Sudden plans will never happen with him.
He will never miss her calls
It does not matter if you’re in the middle of ‘something’ or almost reaching climax and ohh yes almost…but hey! You gotta wait lady, it’s his mom calling and he wouldn’t miss it for the world’s sake. Yeah! That is some real horror that exists within every mama’s boy.
Does not matter if you’re in the labour room or in the middle of a low moment if his mom buzzes then be assured he’d rather leave you with a tissue stuck up your nose, while he attends to the call.
He lets his mom decorate his place
Moms seem to have a way but come on man you’ve grown up now and you can’t have Mickey Mouse sheets and curtains around your house. Somehow he does not seem to complain but boy you turn me off with all those whiskers staring at me!
His mom is super nosey
Somehow his mom comes to know every little thing that you two have been cooking up together. Like what did you guys eat on your lunch date, what did you guys talk about and the list is endless. Somehow the privacy and closeness that you two once had, seems to have disappeared when the ‘mom’ came into the picture.
He can’t stop praising her
She cooks well, she sets the perfect coloured curtains in your room, and she makes the best coffee. Okay, enough we get it, boy! You’re lucky to have her but don’t you see she’s not the only woman in your life, there’s another lady right there who’s trying super hard to please you and all you see is effortless Mickey Mouse setup that seems ‘perfect’ to you. Way to go boy!
His mom is his emergency contact
Okay, let’s get this straight your mom can’t run down a flight of 20 stairs if the elevator isn’t working and you still have her stuck on your ‘emergency list’? Boy, you need to get logical already if not grow your brains already. If anything at all, it’s your lady who’ll be running her for life to save yours. Get that straight already.

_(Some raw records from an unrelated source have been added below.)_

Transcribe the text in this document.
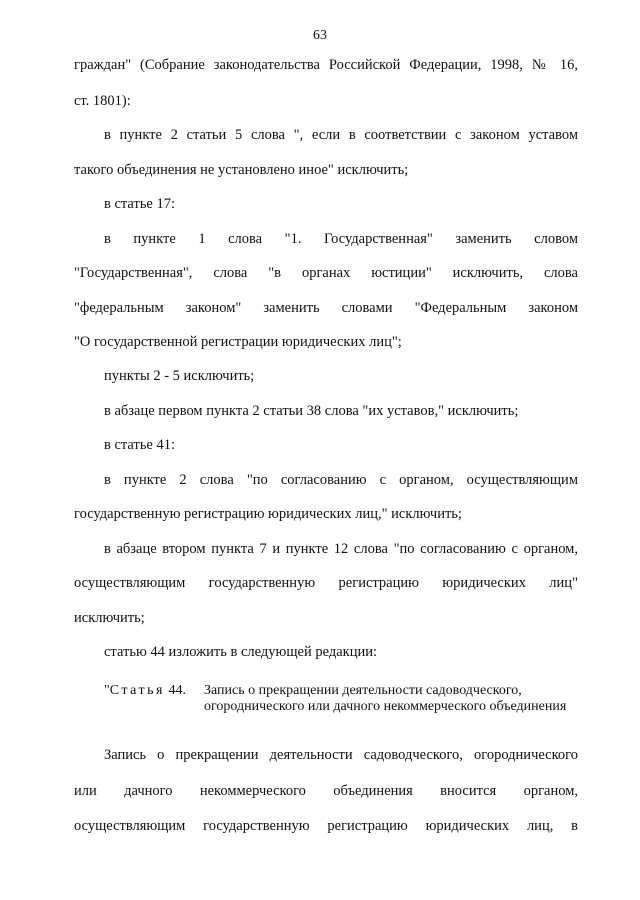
63
граждан" (Собрание законодательства Российской Федерации, 1998, № 16,
ст. 1801):
в пункте 2 статьи 5 слова ", если в соответствии с законом уставом
такого объединения не установлено иное" исключить;
в статье 17:
в пункте 1 слова "1. Государственная" заменить словом
"Государственная", слова "в органах юстиции" исключить, слова
"федеральным законом" заменить словами "Федеральным законом
"О государственной регистрации юридических лиц";
пункты 2 - 5 исключить;
в абзаце первом пункта 2 статьи 38 слова "их уставов," исключить;
в статье 41:
в пункте 2 слова "по согласованию с органом, осуществляющим
государственную регистрацию юридических лиц," исключить;
в абзаце втором пункта 7 и пункте 12 слова "по согласованию с органом,
осуществляющим государственную регистрацию юридических лиц"
исключить;
статью 44 изложить в следующей редакции:
"Статья 44. Запись о прекращении деятельности садоводческого, огороднического или дачного некоммерческого объединения
Запись о прекращении деятельности садоводческого, огороднического
или дачного некоммерческого объединения вносится органом,
осуществляющим государственную регистрацию юридических лиц, в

He takes her side all the time
Okay, we get it! She is the ‘mom’ and she knows it all but has it ever occurred to you that she might be wrong. Darling, it is extremely annoying when you agree to every single thing that your mom says. We all know that drinking water is good but come on, you gotta stop obsessing over it just because your mom said so.
He carries her photo in his wallet
Like which era are you from, again? Being attached is one thing and being extremely clingy and annoying is a whole different thing. I mean who carries pictures of their moms in their wallets that look ‘obituary ready’ that’s stuck in between your condom packets.
Who does that? Oh yes, you do that and you gotta stop it before your lady love freaks out and leaves you in a mess!
He lets her shop for him
She gifted you that shirt out of her hard-earned money, appreciate it you silly kid. Stop obsessing over that shirt your mom got for you and every other undie included. You’re a grown-up man now, and you need to start shopping for yourself.
Blame it on your laziness or your tight schedule – we don’t care. Just stop wearing those silly colours your mom picks. You might still be her little boy, but darling you’re a grown-up man now and those pink collars don’t suit you at all.